Blackfin and version scripts

Kurt Roeckx kurt at roeckx.be
Tue Jul 6 18:34:13 CEST 2010


On Mon, Jul 05, 2010 at 04:08:47PM -0400, Mike Frysinger wrote:
> On Mon, Jul 5, 2010 at 12:50, Kurt Roeckx wrote:
> > On Mon, Jul 05, 2010 at 03:43:21AM -0400, Mike Frysinger wrote:
> >> On Saturday, July 03, 2010 05:48:13 Kurt Roeckx wrote:
> >> > On Tue, Jun 22, 2010 at 11:42:43AM +0200, Werner Koch wrote:
> >> > > Hi!
> >> > >
> >> > >   GCRYPT_1.2 {
> >> > >
> >> > >     global:
> >> > >       gcry_check_version; gcry_control;
> >> > >
> >> > >   [...]
> >> > >
> >> > > Blackfin seems to be the only platform which has version script support
> >> > > and prefixes symbols with underscores.  That does not work of course.
> >> >
> >> > blackfins is one of the arches that defined underscores in the
> >> > ABI.  But I don't think an application writer should care about
> >> > that, and that this is a bug in binutils.
> >>
> >> no, it isnt.  please read the whole thread and the linker documentation.
> >
> > I'm not sure which part of the thread you think I missed that said
> > anything about it.  Most of it is actually about complelty
> > unrelated issues that have nothing to do with bfin.
> >
> > The only mail that seems to be about it is Ralf's mail about the
> > mangling.  But I'm not convinced that libtool should do any
> > mangle/demangle thing.  Atleast the gnu linker will already do the
> > proper thing for you, but some others might not.
> >
> > If you think I missed something, please point me to the actual
> > mail or documentation.
> 
> you stated "it is a bug in binutils".  that is simply wrong.  the
> linker script deals in *linker visible* symbols while C code deals in
> *C visible*.  it has always been this way and as you indirectly
> stated, this is not Blackfin specific.

We're talking about a version script, not a linker script.

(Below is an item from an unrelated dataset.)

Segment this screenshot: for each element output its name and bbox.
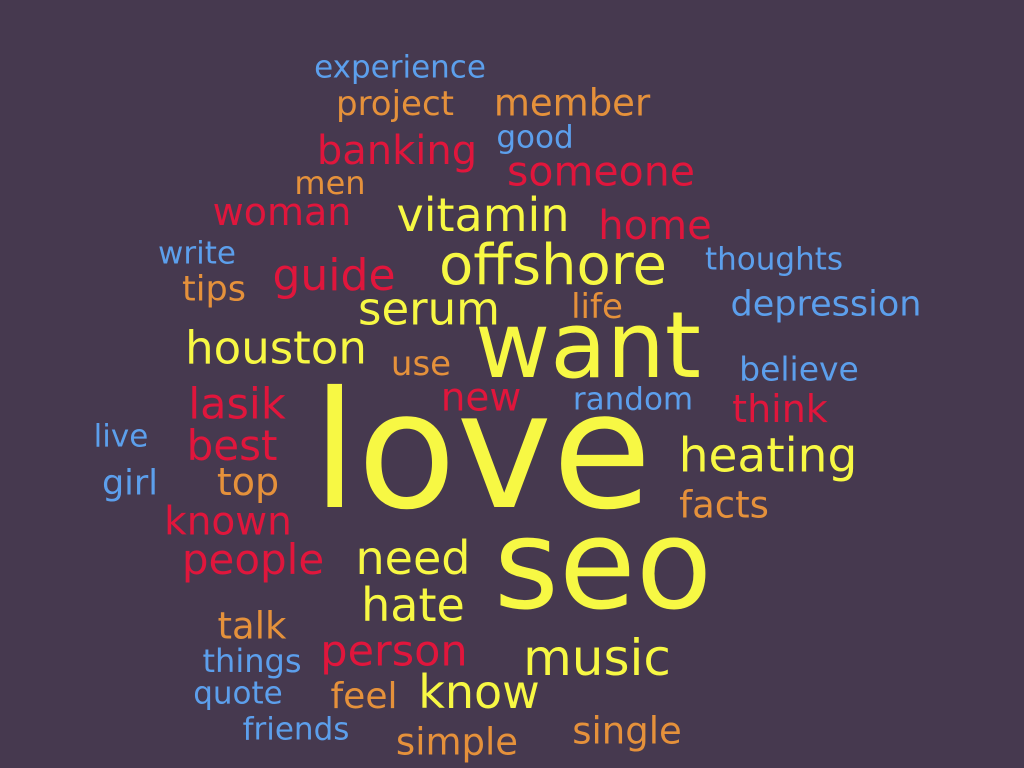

But my point is that a version script is nothing arch specific,
unlike a linker script.  Version scripts even support saying in
which language the symbol is, so that it can properly mangle it
for you.  Adding the symbol inside an 'extern "C"' also doesn't
have any effect.

If you use a debugger, you also want to use "break main", and that
actually works, even if the symbol is really called _main in the
file.  You don't want to do "break _main" just because the
platform's ABI says that's the way symbols are named.